Grundsätzlich wäre aber auch eine weitere generelle Absenkung der Nettomieten in den Stadtwohnungen sogar unter drei Euro möglich, sofern für die Bautätigkeit der Stadt andere Finanzierungsquellen erschlossen werden.
Vorteile des ALI-Mietendeckels
Der Vorteil einer derartigen Absenkung des generellen Mietniveaus neu vergebener Stadtwohnungen liegt nicht nur in der spürbaren Entlastung von etwa 2000 Haushalten, deren Kosten teilweise auf anderer Ebene durch eine Einsparung von Wohnbeihilfen kompensiert wird. Diese könnten in eine Mietzinszuzahlung nach dem Grazer Modell fließen und so Mieter*innen mit einem besonders niedrigem Einkommen unter die Arme greifen.

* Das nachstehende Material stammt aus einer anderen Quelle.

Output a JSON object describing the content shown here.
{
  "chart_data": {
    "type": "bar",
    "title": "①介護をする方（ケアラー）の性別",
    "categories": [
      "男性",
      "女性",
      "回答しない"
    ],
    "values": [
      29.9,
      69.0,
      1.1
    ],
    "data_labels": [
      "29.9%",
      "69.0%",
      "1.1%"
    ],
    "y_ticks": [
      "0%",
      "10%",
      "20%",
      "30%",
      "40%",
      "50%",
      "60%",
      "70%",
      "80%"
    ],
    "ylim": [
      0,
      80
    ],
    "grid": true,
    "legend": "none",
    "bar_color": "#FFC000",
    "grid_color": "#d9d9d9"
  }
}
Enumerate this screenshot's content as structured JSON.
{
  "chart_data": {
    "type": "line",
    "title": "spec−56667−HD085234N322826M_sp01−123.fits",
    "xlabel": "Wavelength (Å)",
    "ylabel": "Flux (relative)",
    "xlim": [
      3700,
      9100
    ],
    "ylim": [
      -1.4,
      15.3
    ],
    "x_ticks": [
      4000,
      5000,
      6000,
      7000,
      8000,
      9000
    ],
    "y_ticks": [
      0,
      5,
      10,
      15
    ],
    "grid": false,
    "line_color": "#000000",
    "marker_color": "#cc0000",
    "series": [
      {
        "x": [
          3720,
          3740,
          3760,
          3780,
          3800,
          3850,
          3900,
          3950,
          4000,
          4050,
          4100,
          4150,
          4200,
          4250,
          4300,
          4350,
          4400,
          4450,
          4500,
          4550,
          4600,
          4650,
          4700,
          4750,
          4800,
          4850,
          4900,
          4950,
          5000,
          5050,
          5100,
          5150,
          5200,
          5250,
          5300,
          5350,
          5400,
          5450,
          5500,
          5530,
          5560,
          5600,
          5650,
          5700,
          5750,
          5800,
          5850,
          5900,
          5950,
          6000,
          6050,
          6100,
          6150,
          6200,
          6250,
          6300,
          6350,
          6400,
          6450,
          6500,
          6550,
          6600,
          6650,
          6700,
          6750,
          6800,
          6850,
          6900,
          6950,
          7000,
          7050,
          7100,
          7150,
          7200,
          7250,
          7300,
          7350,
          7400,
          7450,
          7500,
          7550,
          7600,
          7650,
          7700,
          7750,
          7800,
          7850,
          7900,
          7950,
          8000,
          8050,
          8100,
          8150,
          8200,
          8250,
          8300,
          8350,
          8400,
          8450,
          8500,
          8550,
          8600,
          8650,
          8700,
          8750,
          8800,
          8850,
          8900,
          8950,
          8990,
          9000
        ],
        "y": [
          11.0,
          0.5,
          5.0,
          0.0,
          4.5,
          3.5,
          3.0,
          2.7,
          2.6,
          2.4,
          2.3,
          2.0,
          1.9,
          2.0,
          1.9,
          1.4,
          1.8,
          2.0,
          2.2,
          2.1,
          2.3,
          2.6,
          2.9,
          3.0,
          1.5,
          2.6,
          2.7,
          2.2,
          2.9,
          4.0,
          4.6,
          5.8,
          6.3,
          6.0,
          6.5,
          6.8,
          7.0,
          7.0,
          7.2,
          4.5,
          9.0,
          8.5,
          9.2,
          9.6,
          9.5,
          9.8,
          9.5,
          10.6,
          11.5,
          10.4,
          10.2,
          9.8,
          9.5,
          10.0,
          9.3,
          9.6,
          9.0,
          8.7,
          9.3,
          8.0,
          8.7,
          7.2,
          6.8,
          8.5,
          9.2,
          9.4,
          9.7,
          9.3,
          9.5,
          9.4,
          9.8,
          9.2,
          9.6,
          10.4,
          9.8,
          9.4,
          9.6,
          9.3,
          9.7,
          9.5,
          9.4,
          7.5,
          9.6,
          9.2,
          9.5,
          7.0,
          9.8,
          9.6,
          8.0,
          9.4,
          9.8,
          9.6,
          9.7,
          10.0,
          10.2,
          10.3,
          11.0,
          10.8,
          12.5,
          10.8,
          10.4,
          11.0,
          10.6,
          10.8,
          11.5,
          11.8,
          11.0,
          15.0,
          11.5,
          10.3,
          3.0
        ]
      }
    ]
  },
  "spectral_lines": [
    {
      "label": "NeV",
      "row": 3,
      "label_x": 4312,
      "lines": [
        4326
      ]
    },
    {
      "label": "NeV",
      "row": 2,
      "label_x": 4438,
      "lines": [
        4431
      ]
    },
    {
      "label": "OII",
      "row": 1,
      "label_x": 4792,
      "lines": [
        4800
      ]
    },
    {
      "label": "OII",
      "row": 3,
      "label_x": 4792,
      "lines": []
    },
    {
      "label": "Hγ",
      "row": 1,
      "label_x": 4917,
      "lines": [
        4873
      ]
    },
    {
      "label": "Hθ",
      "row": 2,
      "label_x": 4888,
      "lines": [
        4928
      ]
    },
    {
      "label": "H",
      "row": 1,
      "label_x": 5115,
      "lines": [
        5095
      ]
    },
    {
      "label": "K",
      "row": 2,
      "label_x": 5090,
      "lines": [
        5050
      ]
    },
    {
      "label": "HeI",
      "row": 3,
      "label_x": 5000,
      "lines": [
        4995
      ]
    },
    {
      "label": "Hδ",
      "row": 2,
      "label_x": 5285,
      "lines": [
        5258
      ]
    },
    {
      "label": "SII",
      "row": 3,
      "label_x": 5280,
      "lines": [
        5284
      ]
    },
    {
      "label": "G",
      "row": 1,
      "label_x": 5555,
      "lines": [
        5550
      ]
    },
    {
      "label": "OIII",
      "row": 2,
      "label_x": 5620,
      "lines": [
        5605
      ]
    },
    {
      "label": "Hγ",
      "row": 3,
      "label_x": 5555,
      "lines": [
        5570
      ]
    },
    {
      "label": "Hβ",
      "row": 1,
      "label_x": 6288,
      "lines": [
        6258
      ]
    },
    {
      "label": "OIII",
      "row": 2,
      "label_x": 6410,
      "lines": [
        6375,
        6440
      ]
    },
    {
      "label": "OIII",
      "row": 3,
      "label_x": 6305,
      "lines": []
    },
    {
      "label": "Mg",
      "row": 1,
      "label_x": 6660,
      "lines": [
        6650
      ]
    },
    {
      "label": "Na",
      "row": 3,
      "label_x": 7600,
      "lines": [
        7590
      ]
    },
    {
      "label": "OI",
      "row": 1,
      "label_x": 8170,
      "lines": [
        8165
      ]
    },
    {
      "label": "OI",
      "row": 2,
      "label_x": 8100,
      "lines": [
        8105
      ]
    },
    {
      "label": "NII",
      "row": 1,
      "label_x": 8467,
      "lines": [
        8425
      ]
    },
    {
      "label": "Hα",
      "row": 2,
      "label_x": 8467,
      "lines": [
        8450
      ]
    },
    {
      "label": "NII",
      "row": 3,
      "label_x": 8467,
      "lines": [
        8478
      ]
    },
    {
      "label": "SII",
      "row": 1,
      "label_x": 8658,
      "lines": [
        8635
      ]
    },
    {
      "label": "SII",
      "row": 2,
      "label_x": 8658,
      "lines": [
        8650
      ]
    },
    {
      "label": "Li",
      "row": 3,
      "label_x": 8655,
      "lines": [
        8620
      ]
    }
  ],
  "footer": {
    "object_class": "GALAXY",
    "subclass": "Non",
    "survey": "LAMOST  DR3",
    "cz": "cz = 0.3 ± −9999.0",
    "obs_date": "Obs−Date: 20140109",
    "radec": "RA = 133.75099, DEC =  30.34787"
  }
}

Eine weitere Verwendungsmöglichkeit der freiwerdenden Mitteln liegt in der Finanzierung der von ALI vorgeschlagenen Faircard.
Ein weiterer Effekt ist eine Verstärkung des Anreizes für einen Wohnungstausch, da ältere Mieter*innen ihre Wohnkosten durch einen Umzug in eine ihrem Bedarf entsprechende kleinere Wohnung tatsächlich spürbar senken können. Eine Optimierung der Auslastung der Stadtwohnungen wäre die Folge.
Vor dem Hintergrund, dass die Wohnkosten am privaten Markt für viele nicht mehr bezahlbar ist, muss die Stadt dringend ihre Hausaufgaben erledigen und wenigstens in ihrem unmittelbaren Einflussbereich aufzeigen, wie soziale Mietzinsbildung geht. Gleichzeitig ist diese Maßnahme als eine Komponente einer städtischen Wohnungspolitik zu verstehen, die sich das Ziel setzt, das Recht auf Wohnen für alle Wirklichkeit werden zu lassen. Zielsetzung ist jedenfalls mittelfristig die Senkung der Wohnkosten in Innsbruck auf maximal ein Viertel der Haushaltseinkommen.
Entsprechende Anträge für einen Mietendeckel und eine Mietzinszuzahlung sind bereits ausgearbeitet und werden demnächst in den Gemeinderat eingebracht.